Sahi ben hangi ara bu kadar yıprandım ?

#PARÇA39

Süslü bir hayatım yoktu benim.Kalabalık bir adamda hiç olmadım.Kendi dünyamın kalabalığının içinde nefes almaya çalışıyorum genelde.Kendinden başka kimseye zararı olmayan,kendi halinde bir adam.Bana yetecek bir dünyam var.İki odası olan,bana sorsalar üç odalı.Birinde; anam,babam,kardeşim.Onların iyi kötü hatıraları ile dolu her tarafı...Diğer odada hayallerim.Perdesiz,soğuk boyası çıkmış şu çekmiş duvarları...Üçüncü odada ne var diye soracak olursanız kimsenin haberi dahi olmayan,kimselerin dolduramadığı boşluğum.Kendi halinde...

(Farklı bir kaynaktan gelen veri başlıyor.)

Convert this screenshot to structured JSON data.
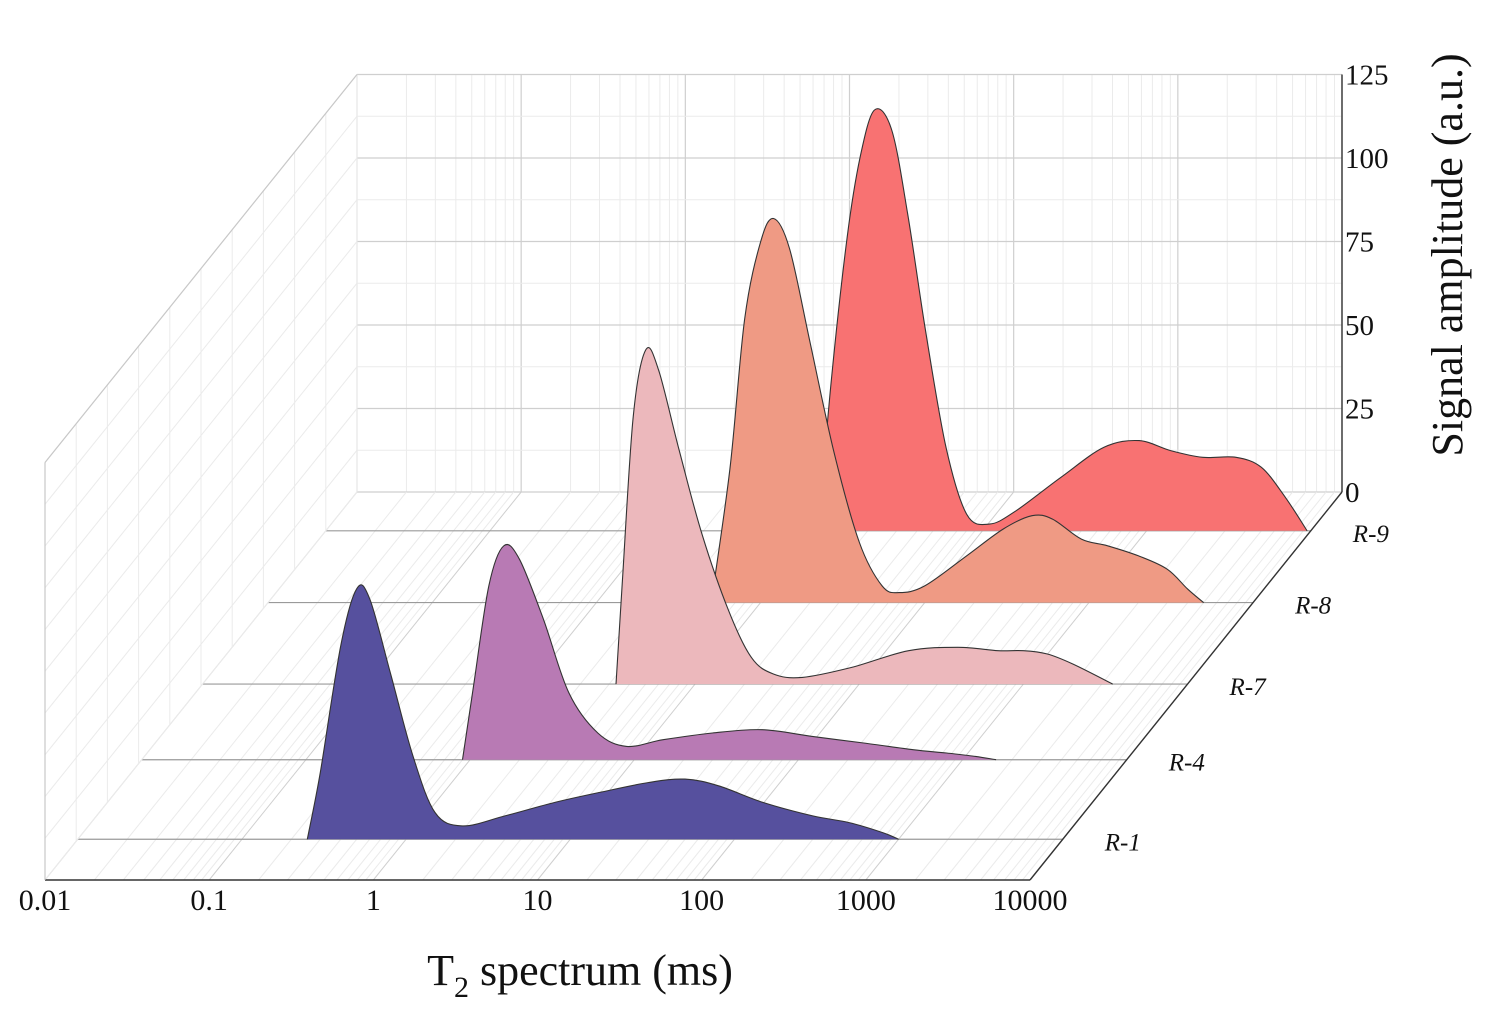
{
  "chart_data": {
    "type": "area",
    "subtype": "3d-waterfall",
    "title": "",
    "xlabel": "T",
    "xlabel_sub": "2",
    "xlabel_rest": " spectrum (ms)",
    "ylabel": "Signal amplitude (a.u.)",
    "xscale": "log",
    "xlim": [
      0.01,
      10000
    ],
    "x_ticks": [
      "0.01",
      "0.1",
      "1",
      "10",
      "100",
      "1000",
      "10000"
    ],
    "ylim": [
      0,
      125
    ],
    "y_ticks": [
      "0",
      "25",
      "50",
      "75",
      "100",
      "125"
    ],
    "grid": true,
    "series": [
      {
        "name": "R-1",
        "color": "#56509e",
        "points": [
          [
            0.25,
            0
          ],
          [
            0.3,
            20
          ],
          [
            0.4,
            58
          ],
          [
            0.5,
            75
          ],
          [
            0.6,
            72
          ],
          [
            0.8,
            50
          ],
          [
            1.1,
            25
          ],
          [
            1.5,
            8
          ],
          [
            2.2,
            4
          ],
          [
            4,
            7
          ],
          [
            8,
            11
          ],
          [
            15,
            14
          ],
          [
            30,
            17
          ],
          [
            50,
            18
          ],
          [
            80,
            16
          ],
          [
            150,
            11
          ],
          [
            300,
            7
          ],
          [
            500,
            5
          ],
          [
            800,
            2
          ],
          [
            1000,
            0
          ]
        ]
      },
      {
        "name": "R-4",
        "color": "#b87ab4",
        "points": [
          [
            0.9,
            0
          ],
          [
            1.05,
            22
          ],
          [
            1.3,
            52
          ],
          [
            1.6,
            64
          ],
          [
            2,
            60
          ],
          [
            2.8,
            42
          ],
          [
            4,
            20
          ],
          [
            6,
            8
          ],
          [
            9,
            4
          ],
          [
            15,
            6
          ],
          [
            30,
            8
          ],
          [
            60,
            9
          ],
          [
            120,
            7
          ],
          [
            250,
            5
          ],
          [
            500,
            3
          ],
          [
            800,
            2
          ],
          [
            1200,
            1
          ],
          [
            1600,
            0
          ]
        ]
      },
      {
        "name": "R-7",
        "color": "#ecb8bc",
        "points": [
          [
            3.3,
            0
          ],
          [
            3.6,
            30
          ],
          [
            4.2,
            80
          ],
          [
            5,
            100
          ],
          [
            6,
            94
          ],
          [
            8,
            70
          ],
          [
            11,
            45
          ],
          [
            16,
            22
          ],
          [
            22,
            8
          ],
          [
            30,
            3
          ],
          [
            45,
            2
          ],
          [
            90,
            5
          ],
          [
            200,
            10
          ],
          [
            400,
            11
          ],
          [
            700,
            10
          ],
          [
            1000,
            10
          ],
          [
            1400,
            9
          ],
          [
            2000,
            6
          ],
          [
            3500,
            0
          ]
        ]
      },
      {
        "name": "R-8",
        "color": "#ef9a84",
        "points": [
          [
            5,
            0
          ],
          [
            6.5,
            40
          ],
          [
            8,
            85
          ],
          [
            10,
            108
          ],
          [
            12,
            115
          ],
          [
            15,
            106
          ],
          [
            20,
            78
          ],
          [
            28,
            45
          ],
          [
            40,
            18
          ],
          [
            55,
            5
          ],
          [
            70,
            3
          ],
          [
            100,
            5
          ],
          [
            180,
            14
          ],
          [
            300,
            22
          ],
          [
            450,
            26
          ],
          [
            600,
            25
          ],
          [
            900,
            19
          ],
          [
            1300,
            17
          ],
          [
            2000,
            14
          ],
          [
            3000,
            10
          ],
          [
            4000,
            4
          ],
          [
            5000,
            0
          ]
        ]
      },
      {
        "name": "R-9",
        "color": "#f87272",
        "points": [
          [
            10,
            0
          ],
          [
            12,
            45
          ],
          [
            15,
            88
          ],
          [
            18,
            112
          ],
          [
            22,
            126
          ],
          [
            28,
            120
          ],
          [
            35,
            95
          ],
          [
            45,
            60
          ],
          [
            60,
            25
          ],
          [
            80,
            5
          ],
          [
            110,
            2
          ],
          [
            160,
            6
          ],
          [
            300,
            16
          ],
          [
            550,
            25
          ],
          [
            900,
            27
          ],
          [
            1400,
            24
          ],
          [
            2200,
            22
          ],
          [
            3500,
            22
          ],
          [
            5000,
            19
          ],
          [
            7000,
            10
          ],
          [
            9500,
            0
          ]
        ]
      }
    ]
  }
}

İçmek,en güzel fikriydi yine gecenin.Anoson kokusunun duvarlarımı okşaması, en iyisi olacaktı.İşler şu sıra kesat gittiğinden,her bir yudum altın değerinde benim için.
Şu zalım dünyaya, bu gecenin şerefine kaldıralım kadehleri.Benden ha merak etmeyin...

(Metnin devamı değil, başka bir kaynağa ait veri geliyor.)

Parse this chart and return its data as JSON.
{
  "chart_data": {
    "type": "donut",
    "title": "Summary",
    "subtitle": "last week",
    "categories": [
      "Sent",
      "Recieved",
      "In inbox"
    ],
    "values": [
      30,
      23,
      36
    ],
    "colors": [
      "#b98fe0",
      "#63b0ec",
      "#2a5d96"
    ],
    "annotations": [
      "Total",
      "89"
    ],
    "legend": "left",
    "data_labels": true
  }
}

Bir adamın göz yaşları gururuydu, bana göre tabi.Herkes, her gün,bir şeyler alıp gidiyor benden.Tek tek.Haberim olmadan.Her gün biraz daha kendimi zayıf buluyorum.Saçlarım her gün bir önceki günden daha da aklaşmış gibi.

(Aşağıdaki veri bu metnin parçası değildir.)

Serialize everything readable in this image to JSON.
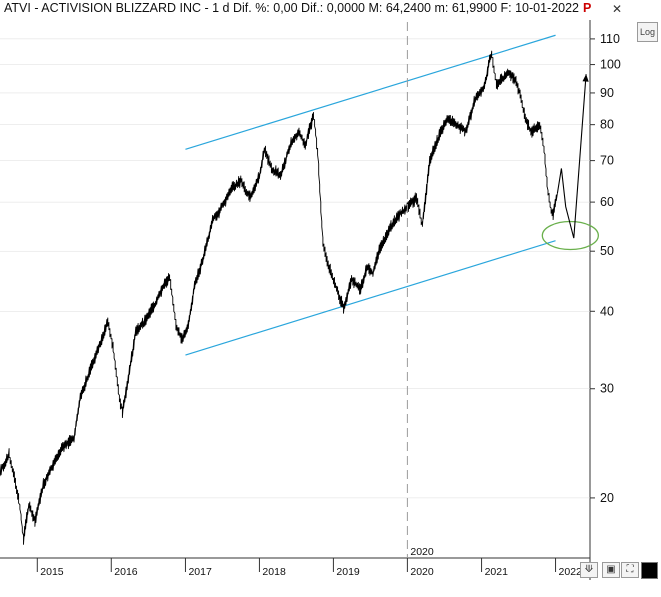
{
  "header": {
    "title": "ATVI - ACTIVISION BLIZZARD INC -  1 d Dif. %: 0,00  Dif.: 0,0000  M: 64,2400  m: 61,9900  F: 10-01-2022",
    "badge": "P",
    "close_label": "✕",
    "log_label": "Log"
  },
  "toolbar": {
    "zoom_label": "⟱",
    "save_label": "▣",
    "expand_label": "⛶"
  },
  "colors": {
    "price": "#000000",
    "channel": "#2aa6dc",
    "ellipse": "#6ab04c",
    "grid": "#dcdcdc"
  },
  "chart_data": {
    "type": "line",
    "title": "ATVI - ACTIVISION BLIZZARD INC",
    "y_scale": "log",
    "ylim": [
      16,
      118
    ],
    "xlim": [
      "2014-07-01",
      "2022-06-20"
    ],
    "y_ticks": [
      "110",
      "100",
      "90",
      "80",
      "70",
      "60",
      "50",
      "40",
      "30",
      "20"
    ],
    "y_tick_values": [
      110,
      100,
      90,
      80,
      70,
      60,
      50,
      40,
      30,
      20
    ],
    "x_ticks": [
      "2015",
      "2016",
      "2017",
      "2018",
      "2019",
      "2020",
      "2021",
      "2022"
    ],
    "x_tick_dates": [
      "2015-01-01",
      "2016-01-01",
      "2017-01-01",
      "2018-01-01",
      "2019-01-01",
      "2020-01-01",
      "2021-01-01",
      "2022-01-01"
    ],
    "marker_label": "2020",
    "marker_date": "2020-01-01",
    "series": [
      {
        "points": [
          [
            "2014-07-01",
            22.0
          ],
          [
            "2014-08-15",
            23.5
          ],
          [
            "2014-10-01",
            20.0
          ],
          [
            "2014-10-25",
            17.2
          ],
          [
            "2014-11-20",
            19.5
          ],
          [
            "2014-12-20",
            18.4
          ],
          [
            "2015-01-31",
            21.0
          ],
          [
            "2015-03-15",
            22.5
          ],
          [
            "2015-05-01",
            24.0
          ],
          [
            "2015-07-01",
            25.0
          ],
          [
            "2015-08-01",
            29.0
          ],
          [
            "2015-10-01",
            33.0
          ],
          [
            "2015-11-15",
            36.0
          ],
          [
            "2015-12-15",
            38.5
          ],
          [
            "2016-01-10",
            35.0
          ],
          [
            "2016-02-10",
            29.0
          ],
          [
            "2016-02-25",
            27.5
          ],
          [
            "2016-03-31",
            32.0
          ],
          [
            "2016-05-01",
            37.0
          ],
          [
            "2016-06-15",
            38.5
          ],
          [
            "2016-08-01",
            41.0
          ],
          [
            "2016-09-15",
            44.0
          ],
          [
            "2016-10-15",
            45.5
          ],
          [
            "2016-11-15",
            38.0
          ],
          [
            "2016-12-15",
            36.0
          ],
          [
            "2017-01-15",
            38.0
          ],
          [
            "2017-02-15",
            44.0
          ],
          [
            "2017-04-01",
            49.0
          ],
          [
            "2017-05-15",
            56.0
          ],
          [
            "2017-07-01",
            59.0
          ],
          [
            "2017-08-15",
            63.0
          ],
          [
            "2017-10-01",
            65.0
          ],
          [
            "2017-11-15",
            61.0
          ],
          [
            "2018-01-01",
            66.0
          ],
          [
            "2018-01-25",
            73.0
          ],
          [
            "2018-03-01",
            68.0
          ],
          [
            "2018-04-15",
            66.0
          ],
          [
            "2018-06-01",
            74.0
          ],
          [
            "2018-07-15",
            78.0
          ],
          [
            "2018-08-15",
            74.0
          ],
          [
            "2018-09-25",
            83.0
          ],
          [
            "2018-10-15",
            72.0
          ],
          [
            "2018-11-10",
            52.0
          ],
          [
            "2018-12-01",
            48.0
          ],
          [
            "2019-01-01",
            45.0
          ],
          [
            "2019-02-01",
            42.0
          ],
          [
            "2019-02-20",
            40.5
          ],
          [
            "2019-04-01",
            45.0
          ],
          [
            "2019-05-15",
            43.5
          ],
          [
            "2019-06-15",
            47.0
          ],
          [
            "2019-07-15",
            46.0
          ],
          [
            "2019-08-15",
            50.0
          ],
          [
            "2019-10-01",
            54.0
          ],
          [
            "2019-11-15",
            57.0
          ],
          [
            "2019-12-31",
            59.0
          ],
          [
            "2020-02-15",
            61.0
          ],
          [
            "2020-03-15",
            55.0
          ],
          [
            "2020-04-20",
            70.0
          ],
          [
            "2020-06-01",
            76.0
          ],
          [
            "2020-07-15",
            82.0
          ],
          [
            "2020-09-01",
            80.0
          ],
          [
            "2020-10-15",
            78.0
          ],
          [
            "2020-12-01",
            88.0
          ],
          [
            "2021-01-15",
            92.0
          ],
          [
            "2021-02-10",
            102.0
          ],
          [
            "2021-02-20",
            104.0
          ],
          [
            "2021-03-15",
            93.0
          ],
          [
            "2021-04-15",
            95.0
          ],
          [
            "2021-05-15",
            97.0
          ],
          [
            "2021-06-15",
            95.0
          ],
          [
            "2021-07-15",
            88.0
          ],
          [
            "2021-08-05",
            82.0
          ],
          [
            "2021-09-01",
            78.0
          ],
          [
            "2021-10-15",
            80.0
          ],
          [
            "2021-11-05",
            73.0
          ],
          [
            "2021-11-25",
            62.0
          ],
          [
            "2021-12-10",
            58.0
          ],
          [
            "2021-12-20",
            57.5
          ],
          [
            "2022-01-10",
            62.0
          ]
        ]
      }
    ],
    "projection": [
      [
        "2022-01-10",
        62.0
      ],
      [
        "2022-01-30",
        68.0
      ],
      [
        "2022-02-20",
        59.0
      ],
      [
        "2022-04-01",
        52.5
      ],
      [
        "2022-06-01",
        96.5
      ]
    ],
    "channel": {
      "upper": [
        [
          "2017-01-01",
          73.0
        ],
        [
          "2022-01-01",
          111.5
        ]
      ],
      "lower": [
        [
          "2017-01-01",
          34.0
        ],
        [
          "2022-01-01",
          52.0
        ]
      ]
    },
    "ellipse": {
      "center": [
        "2022-03-15",
        53.0
      ]
    }
  }
}
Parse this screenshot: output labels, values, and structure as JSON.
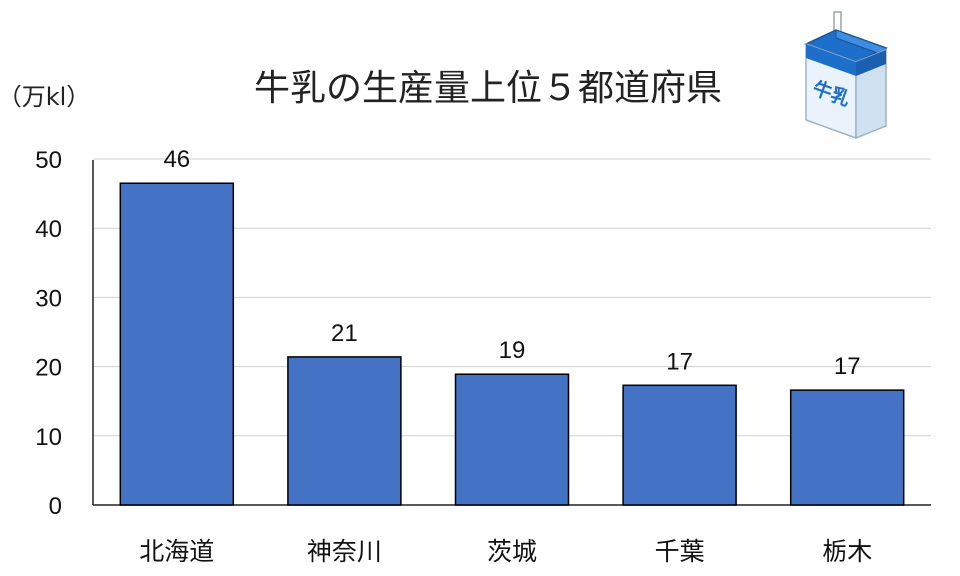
{
  "chart_data": {
    "type": "bar",
    "title": "牛乳の生産量上位５都道府県",
    "ylabel": "（万kl）",
    "xlabel": "",
    "categories": [
      "北海道",
      "神奈川",
      "茨城",
      "千葉",
      "栃木"
    ],
    "values": [
      46.5,
      21.4,
      18.9,
      17.3,
      16.6
    ],
    "data_labels": [
      "46",
      "21",
      "19",
      "17",
      "17"
    ],
    "ylim": [
      0,
      50
    ],
    "yticks": [
      0,
      10,
      20,
      30,
      40,
      50
    ],
    "grid": true,
    "bar_color": "#4472C4",
    "bar_edge_color": "#000000"
  },
  "decoration": {
    "milk_carton_label": "牛乳",
    "milk_carton_icon": "milk-carton-icon"
  }
}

Şu insanların sahi benimle alıp veremedikleri neydi?Hiçbir şeyi olmayan bir adamın yüreğini, her gün biraz biraz parçalamak kimin fikriydi?Çıksın karşıma! Yok hayır,yanlış anlaşılmasın ben kötü bir adam değilim.Ben,yüreği bir gün öncekinden, iki kat daha yorgun düşen bir adamım.Tedirgin ve huzursuz.İki üç dal sigaramın kaldığı paketten bir sigara daha çıkardım.Gözlerimi bir dakikalığına kapatıp,dumanı içime çektim.Benliğimi, içime çeker gibi.Ben kendi halinde faydasız bir adamdım.Neydi etrafımdaki duvarların,pencerelerin,benimle alıp veremediği.Neydi bu insanların birbirinden üst gelme merakı.Üç günlük dünyayı beş   Kuruş etmeyen insanlarla harcamanın nedeni neydi? Sahi ben hangi ara bu kadar yıprandım.